Little Vines 11/5/21

This week, I was not sure I’d have time for any Little Vines sessions, but, today was the day. I am glad I could fit it in. Here they are.

in the refrigerator
the lemons dimple in sunshiny smiles
the prunes mourn their wrinkles with syrupy sighs

They hand me some pink plaid tulle
and I said what am I going to do with this stuff
I take a bite. I chew.Wow! More, please!

A carrot assembled from
orange yarn and green dryer lint
in the salad bowl. Like the pillow body
a runaway kid leaves in the bed.

the bounce
of a tornado out on the town
the broken hearts it leaves in its wake

Look at the roots on that thing!
I will put it in the refrigerator
before it floods the kitchen with its enthusiasm.

The color is bigger than your brush
bigger than your canvas bigger than
you and any ideas you might have of taming it

I tell strangers on the subway
my secrets
and then I get off at the next stop

in order to function a workable hairdo
must obey the laws of physics
and good engineering principles

Oh Lou, our apologies –
a snail dashing across the sidewalk blocked our way–
that is why we are three hours late.

so it was intentional
the motor having a whole lot of pieces
that’s what you’re telling me?

this past eleven
I cut five and revised three
I didn’t think it possible in circles
only face to face. And you?

the scissors and their quick juicy bite
through the stem of the red tulip
luxuriating in cool drops of dew

A vertical motion and splat!
the planet terrifies another brain –
He must be new. It’s only rain.

the mechanisms of her thinking
grind wearily along
propelled by their underpowered motor

a square base made of flat metal panels –
that’s her bottom all right
I pity those floral-print sofa cushions

5 thoughts on “Little Vines 11/5/21

  1. There are lots of references to colours and patterns in this week’s LVs so my mind’s eye was filled with lots of lovely colours. The first poem really made me smile. I think I am more of a prune than a fresh lemon these days and definitely prone to “syrupy sighs”. #5330 reminded me of a commute I used to do by bus from one side of the city to the other. The bus I took in the morning was the same one used by families going to visitation at the prison and for some reason the person who took the seat next to me would often treat it like a confessional and confide all sorts of personal things in me. It was such a weird experience.

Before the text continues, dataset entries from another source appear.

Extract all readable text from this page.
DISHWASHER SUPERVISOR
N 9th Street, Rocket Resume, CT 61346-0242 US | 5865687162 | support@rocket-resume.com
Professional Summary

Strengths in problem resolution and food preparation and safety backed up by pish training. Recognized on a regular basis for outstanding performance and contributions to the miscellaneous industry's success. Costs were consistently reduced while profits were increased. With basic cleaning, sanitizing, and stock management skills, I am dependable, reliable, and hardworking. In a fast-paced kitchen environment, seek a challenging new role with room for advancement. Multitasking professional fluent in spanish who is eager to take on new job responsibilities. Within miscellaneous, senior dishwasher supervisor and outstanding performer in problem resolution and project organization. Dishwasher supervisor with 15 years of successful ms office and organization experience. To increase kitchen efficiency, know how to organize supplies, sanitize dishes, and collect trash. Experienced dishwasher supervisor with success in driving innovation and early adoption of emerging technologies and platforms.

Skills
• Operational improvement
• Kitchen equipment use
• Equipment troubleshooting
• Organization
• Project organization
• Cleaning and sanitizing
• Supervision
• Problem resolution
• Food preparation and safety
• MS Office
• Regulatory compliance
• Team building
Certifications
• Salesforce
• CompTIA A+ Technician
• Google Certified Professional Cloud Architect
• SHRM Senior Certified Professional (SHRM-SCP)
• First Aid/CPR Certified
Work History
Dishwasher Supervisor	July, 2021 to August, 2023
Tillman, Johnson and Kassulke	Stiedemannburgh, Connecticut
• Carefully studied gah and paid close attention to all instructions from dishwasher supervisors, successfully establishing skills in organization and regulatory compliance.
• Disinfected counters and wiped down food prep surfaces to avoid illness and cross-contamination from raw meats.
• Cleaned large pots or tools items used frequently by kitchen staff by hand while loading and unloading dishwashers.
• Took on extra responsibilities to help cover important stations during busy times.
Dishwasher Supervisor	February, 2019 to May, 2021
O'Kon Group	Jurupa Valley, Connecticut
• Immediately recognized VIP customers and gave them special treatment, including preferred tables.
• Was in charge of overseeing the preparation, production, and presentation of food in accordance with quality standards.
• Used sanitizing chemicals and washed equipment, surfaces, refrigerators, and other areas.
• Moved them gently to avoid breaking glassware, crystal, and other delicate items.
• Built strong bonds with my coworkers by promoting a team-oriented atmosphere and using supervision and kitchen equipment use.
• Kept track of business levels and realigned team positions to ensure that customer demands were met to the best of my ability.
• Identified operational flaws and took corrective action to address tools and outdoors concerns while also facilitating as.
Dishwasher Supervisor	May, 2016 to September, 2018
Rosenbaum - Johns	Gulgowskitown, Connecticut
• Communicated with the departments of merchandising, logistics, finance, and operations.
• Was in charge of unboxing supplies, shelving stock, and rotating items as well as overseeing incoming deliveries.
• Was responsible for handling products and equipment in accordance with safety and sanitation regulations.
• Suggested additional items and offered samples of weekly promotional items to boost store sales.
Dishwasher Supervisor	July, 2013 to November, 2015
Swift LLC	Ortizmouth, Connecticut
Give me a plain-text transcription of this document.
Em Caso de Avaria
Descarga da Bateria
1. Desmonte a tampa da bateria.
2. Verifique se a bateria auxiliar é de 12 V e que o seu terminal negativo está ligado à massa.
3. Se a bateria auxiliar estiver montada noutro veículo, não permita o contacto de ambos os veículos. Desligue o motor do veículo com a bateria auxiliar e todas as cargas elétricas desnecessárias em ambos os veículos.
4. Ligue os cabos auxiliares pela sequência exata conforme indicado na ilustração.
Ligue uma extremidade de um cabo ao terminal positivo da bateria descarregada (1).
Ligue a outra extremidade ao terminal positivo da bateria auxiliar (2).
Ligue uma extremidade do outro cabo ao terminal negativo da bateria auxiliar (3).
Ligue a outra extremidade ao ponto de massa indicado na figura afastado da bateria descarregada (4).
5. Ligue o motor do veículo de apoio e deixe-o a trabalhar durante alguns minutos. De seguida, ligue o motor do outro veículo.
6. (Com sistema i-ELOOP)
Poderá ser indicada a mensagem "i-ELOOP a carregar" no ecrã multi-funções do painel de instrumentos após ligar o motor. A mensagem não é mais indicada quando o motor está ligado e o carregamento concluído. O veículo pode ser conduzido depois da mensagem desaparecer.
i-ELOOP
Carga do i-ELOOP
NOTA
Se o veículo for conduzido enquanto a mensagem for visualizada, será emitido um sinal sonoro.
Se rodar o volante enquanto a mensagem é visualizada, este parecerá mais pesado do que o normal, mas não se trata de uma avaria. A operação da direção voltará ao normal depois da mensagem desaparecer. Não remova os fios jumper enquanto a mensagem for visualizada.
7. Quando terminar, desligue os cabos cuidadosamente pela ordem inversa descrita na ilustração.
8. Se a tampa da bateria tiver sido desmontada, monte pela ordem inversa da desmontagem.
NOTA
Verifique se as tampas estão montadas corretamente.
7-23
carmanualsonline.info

    • Now that bus story is something else. What you must have heard, and what pressure those people must have been under to be needing to express it even to a stranger. Our world is a hard one all right.

      • My only interpretation is that they must have felt the need to offload all their thoughts in advance of such an important and precious visit in order to ensure that they could meet their incarcerated loved one with as much positivity as possible.

    • Thank you. Many years ago I rode the subway to work. People had such intimate conversations there, right out loud for all of us to hear. With parts drowned out by the clacking of the wheels on the track or the horn blowing, which made them even more mysterious. And then, we stopped, the doors opened, and it ended. Only to begin again. I never got bored on these trips.